For that reason, most BIOS configurations have an option for temperature monitoring, so you can start up the BIOS software to see what temperatures this system might be seeing. You can certainly use third party software to be able to view these temperatures, but most BIOS software will also allow you to view that temperature information within the BIOS configuration itself. This allows you to monitor the temperature inside the hardware of the computer itself, without bringing in any other operating systems or other third party software.
These temperature settings may be an essential monitoring tool, or it may be added to the hardware monitoring that you have on the system. For example, in this computer, the CPU itself is currently showing a 45 degree centigrade temperature. So if you’ve installed some new hardware and you want to be sure the system is cooling everything properly, you may want to look inside of your BIOS first before starting the operating system.
These days, we tend to use virtualization for many different uses, and there is hardware inside of your computer that can enhance the overall process of virtualization. This is enabled and disabled inside of the BIOS of your system. Most of this virtualization hardware is built into the CPU inside of your computer, so you’ll need to check the manufacturer’s specification to see what options might be available for your particular central processing unit. By enabling these virtualization capabilities in hardware, we can make the process more stable and much faster.

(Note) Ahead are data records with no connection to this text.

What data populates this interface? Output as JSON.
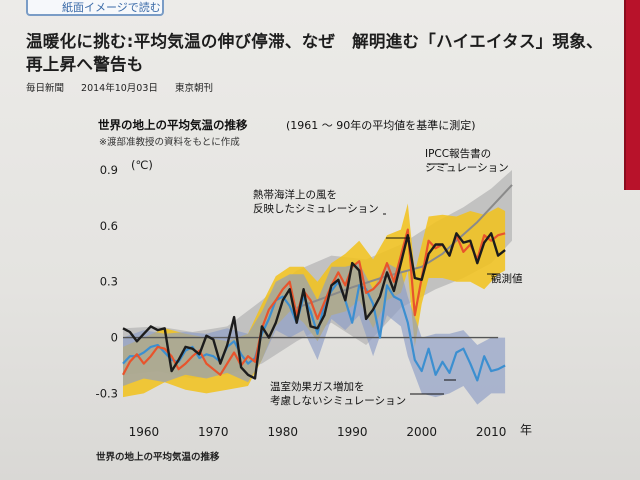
{
  "header": {
    "button_label": "紙面イメージで読む",
    "headline": "温暖化に挑む:平均気温の伸び停滞、なぜ　解明進む「ハイエイタス」現象、再上昇へ警告も",
    "source": "毎日新聞",
    "date": "2014年10月03日",
    "edition": "東京朝刊"
  },
  "caption": "世界の地上の平均気温の推移",
  "colors": {
    "observed": "#1c1c1c",
    "sim_ocean": "#e8542c",
    "sim_ocean_band": "#f2c21a",
    "sim_no_ghg": "#3c8fd0",
    "sim_no_ghg_band": "#8c9cc6",
    "ipcc": "#8a8a8a",
    "ipcc_band": "#b5b5b5",
    "zero_line": "#555555"
  },
  "chart_data": {
    "type": "line",
    "title": "世界の地上の平均気温の推移",
    "subtitle": "(1961 ～ 90年の平均値を基準に測定)",
    "note": "※渡部准教授の資料をもとに作成",
    "y_unit": "(℃)",
    "x_unit": "年",
    "xlim": [
      1957,
      2013
    ],
    "ylim": [
      -0.33,
      0.9
    ],
    "y_ticks": [
      {
        "value": 0.9,
        "label": "0.9"
      },
      {
        "value": 0.6,
        "label": "0.6"
      },
      {
        "value": 0.3,
        "label": "0.3"
      },
      {
        "value": 0,
        "label": "0"
      },
      {
        "value": -0.3,
        "label": "-0.3"
      }
    ],
    "x_ticks": [
      {
        "value": 1960,
        "label": "1960"
      },
      {
        "value": 1970,
        "label": "1970"
      },
      {
        "value": 1980,
        "label": "1980"
      },
      {
        "value": 1990,
        "label": "1990"
      },
      {
        "value": 2000,
        "label": "2000"
      },
      {
        "value": 2010,
        "label": "2010"
      }
    ],
    "annotations": [
      {
        "key": "ipcc",
        "lines": [
          "IPCC報告書の",
          "シミュレーション"
        ]
      },
      {
        "key": "ocean",
        "lines": [
          "熱帯海洋上の風を",
          "反映したシミュレーション"
        ]
      },
      {
        "key": "observed",
        "lines": [
          "観測値"
        ]
      },
      {
        "key": "noghg",
        "lines": [
          "温室効果ガス増加を",
          "考慮しないシミュレーション"
        ]
      }
    ],
    "series": [
      {
        "key": "observed",
        "x": [
          1957,
          1958,
          1959,
          1960,
          1961,
          1962,
          1963,
          1964,
          1965,
          1966,
          1967,
          1968,
          1969,
          1970,
          1971,
          1972,
          1973,
          1974,
          1975,
          1976,
          1977,
          1978,
          1979,
          1980,
          1981,
          1982,
          1983,
          1984,
          1985,
          1986,
          1987,
          1988,
          1989,
          1990,
          1991,
          1992,
          1993,
          1994,
          1995,
          1996,
          1997,
          1998,
          1999,
          2000,
          2001,
          2002,
          2003,
          2004,
          2005,
          2006,
          2007,
          2008,
          2009,
          2010,
          2011,
          2012
        ],
        "y": [
          0.05,
          0.03,
          -0.02,
          0.02,
          0.06,
          0.04,
          0.05,
          -0.18,
          -0.12,
          -0.05,
          -0.06,
          -0.09,
          0.01,
          -0.01,
          -0.14,
          -0.04,
          0.11,
          -0.16,
          -0.2,
          -0.22,
          0.06,
          0.0,
          0.08,
          0.2,
          0.26,
          0.08,
          0.26,
          0.06,
          0.05,
          0.12,
          0.28,
          0.31,
          0.2,
          0.4,
          0.36,
          0.1,
          0.15,
          0.22,
          0.35,
          0.25,
          0.4,
          0.55,
          0.32,
          0.31,
          0.45,
          0.5,
          0.5,
          0.44,
          0.56,
          0.51,
          0.52,
          0.4,
          0.51,
          0.56,
          0.44,
          0.47
        ]
      },
      {
        "key": "sim_ocean",
        "x": [
          1957,
          1958,
          1959,
          1960,
          1961,
          1962,
          1963,
          1964,
          1965,
          1966,
          1967,
          1968,
          1969,
          1970,
          1971,
          1972,
          1973,
          1974,
          1975,
          1976,
          1977,
          1978,
          1979,
          1980,
          1981,
          1982,
          1983,
          1984,
          1985,
          1986,
          1987,
          1988,
          1989,
          1990,
          1991,
          1992,
          1993,
          1994,
          1995,
          1996,
          1997,
          1998,
          1999,
          2000,
          2001,
          2002,
          2003,
          2004,
          2005,
          2006,
          2007,
          2008,
          2009,
          2010,
          2011,
          2012
        ],
        "y": [
          -0.2,
          -0.13,
          -0.09,
          -0.14,
          -0.1,
          -0.05,
          -0.06,
          -0.1,
          -0.17,
          -0.14,
          -0.1,
          -0.07,
          -0.14,
          -0.17,
          -0.2,
          -0.14,
          -0.08,
          -0.15,
          -0.1,
          -0.13,
          0.05,
          0.15,
          0.2,
          0.26,
          0.3,
          0.12,
          0.25,
          0.2,
          0.1,
          0.19,
          0.28,
          0.35,
          0.28,
          0.38,
          0.41,
          0.24,
          0.26,
          0.3,
          0.4,
          0.3,
          0.44,
          0.58,
          0.12,
          0.32,
          0.52,
          0.48,
          0.5,
          0.44,
          0.55,
          0.46,
          0.5,
          0.42,
          0.55,
          0.52,
          0.55,
          0.56
        ]
      },
      {
        "key": "sim_no_ghg",
        "x": [
          1957,
          1958,
          1959,
          1960,
          1961,
          1962,
          1963,
          1964,
          1965,
          1966,
          1967,
          1968,
          1969,
          1970,
          1971,
          1972,
          1973,
          1974,
          1975,
          1976,
          1977,
          1978,
          1979,
          1980,
          1981,
          1982,
          1983,
          1984,
          1985,
          1986,
          1987,
          1988,
          1989,
          1990,
          1991,
          1992,
          1993,
          1994,
          1995,
          1996,
          1997,
          1998,
          1999,
          2000,
          2001,
          2002,
          2003,
          2004,
          2005,
          2006,
          2007,
          2008,
          2009,
          2010,
          2011,
          2012
        ],
        "y": [
          -0.14,
          -0.1,
          -0.1,
          -0.08,
          -0.05,
          -0.04,
          -0.08,
          -0.12,
          -0.13,
          -0.07,
          -0.05,
          -0.11,
          -0.09,
          -0.1,
          -0.13,
          -0.05,
          -0.02,
          -0.09,
          -0.14,
          -0.11,
          0.02,
          0.1,
          0.2,
          0.22,
          0.17,
          0.08,
          0.22,
          0.14,
          0.02,
          0.18,
          0.25,
          0.3,
          0.2,
          0.08,
          0.28,
          0.26,
          0.18,
          0.0,
          0.28,
          0.22,
          0.2,
          0.08,
          -0.12,
          -0.18,
          -0.06,
          -0.2,
          -0.13,
          -0.19,
          -0.08,
          -0.06,
          -0.14,
          -0.23,
          -0.1,
          -0.18,
          -0.17,
          -0.15
        ]
      },
      {
        "key": "ipcc",
        "x": [
          1982,
          1985,
          1990,
          1995,
          2000,
          2003,
          2005,
          2008,
          2010,
          2013
        ],
        "y": [
          0.16,
          0.2,
          0.27,
          0.33,
          0.38,
          0.45,
          0.52,
          0.62,
          0.7,
          0.82
        ]
      }
    ],
    "bands": [
      {
        "key": "sim_ocean_band",
        "x": [
          1957,
          1960,
          1963,
          1966,
          1969,
          1972,
          1975,
          1977,
          1979,
          1981,
          1983,
          1985,
          1987,
          1989,
          1991,
          1993,
          1995,
          1997,
          1998,
          1999,
          2000,
          2001,
          2003,
          2005,
          2007,
          2009,
          2011,
          2012
        ],
        "upper": [
          -0.05,
          0.0,
          0.05,
          0.02,
          0.0,
          -0.02,
          0.02,
          0.18,
          0.33,
          0.38,
          0.38,
          0.3,
          0.4,
          0.45,
          0.52,
          0.42,
          0.55,
          0.58,
          0.72,
          0.35,
          0.5,
          0.65,
          0.66,
          0.65,
          0.68,
          0.66,
          0.7,
          0.68
        ],
        "lower": [
          -0.32,
          -0.3,
          -0.24,
          -0.28,
          -0.3,
          -0.28,
          -0.26,
          -0.12,
          0.06,
          0.14,
          0.08,
          -0.02,
          0.12,
          0.14,
          0.2,
          0.05,
          0.2,
          0.24,
          0.36,
          -0.05,
          0.18,
          0.32,
          0.32,
          0.3,
          0.3,
          0.26,
          0.34,
          0.36
        ]
      },
      {
        "key": "sim_no_ghg_band",
        "x": [
          1957,
          1960,
          1963,
          1966,
          1969,
          1972,
          1975,
          1977,
          1979,
          1981,
          1983,
          1985,
          1987,
          1989,
          1991,
          1993,
          1995,
          1997,
          1998,
          2000,
          2002,
          2004,
          2006,
          2008,
          2010,
          2012
        ],
        "upper": [
          0.0,
          0.04,
          0.02,
          0.03,
          0.02,
          0.05,
          0.02,
          0.14,
          0.3,
          0.34,
          0.34,
          0.2,
          0.38,
          0.38,
          0.4,
          0.26,
          0.4,
          0.36,
          0.22,
          0.0,
          0.02,
          0.02,
          0.04,
          -0.04,
          0.0,
          0.0
        ],
        "lower": [
          -0.26,
          -0.22,
          -0.24,
          -0.2,
          -0.22,
          -0.19,
          -0.24,
          -0.12,
          0.04,
          0.0,
          0.04,
          -0.12,
          0.1,
          0.04,
          0.12,
          -0.1,
          0.12,
          0.06,
          -0.1,
          -0.3,
          -0.32,
          -0.3,
          -0.26,
          -0.36,
          -0.3,
          -0.3
        ]
      },
      {
        "key": "ipcc_band",
        "x": [
          1957,
          1962,
          1967,
          1972,
          1977,
          1982,
          1987,
          1992,
          1997,
          2002,
          2006,
          2010,
          2013
        ],
        "upper": [
          0.05,
          0.06,
          0.03,
          0.06,
          0.2,
          0.36,
          0.44,
          0.42,
          0.5,
          0.62,
          0.7,
          0.8,
          0.9
        ],
        "lower": [
          -0.2,
          -0.18,
          -0.22,
          -0.2,
          -0.14,
          -0.02,
          0.08,
          -0.04,
          0.16,
          0.26,
          0.32,
          0.4,
          0.52
        ]
      }
    ]
  }
}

If you’re using an Intel CPU on your motherboard, you’ll want to look to see if you can enable the Intel Virtualization Technology, or VT. If this is an AMD motherboard, then you’ll want to enable AMD Virtualization or AMD-V. In our BIOS, we’ll find all of those virtualization options under the Advanced option, and we’ll choose the CPU Setup feature. And the first option at the top is AMD Secure Virtual Machine. And we can enable or disable that from inside of our UEFI BIOS.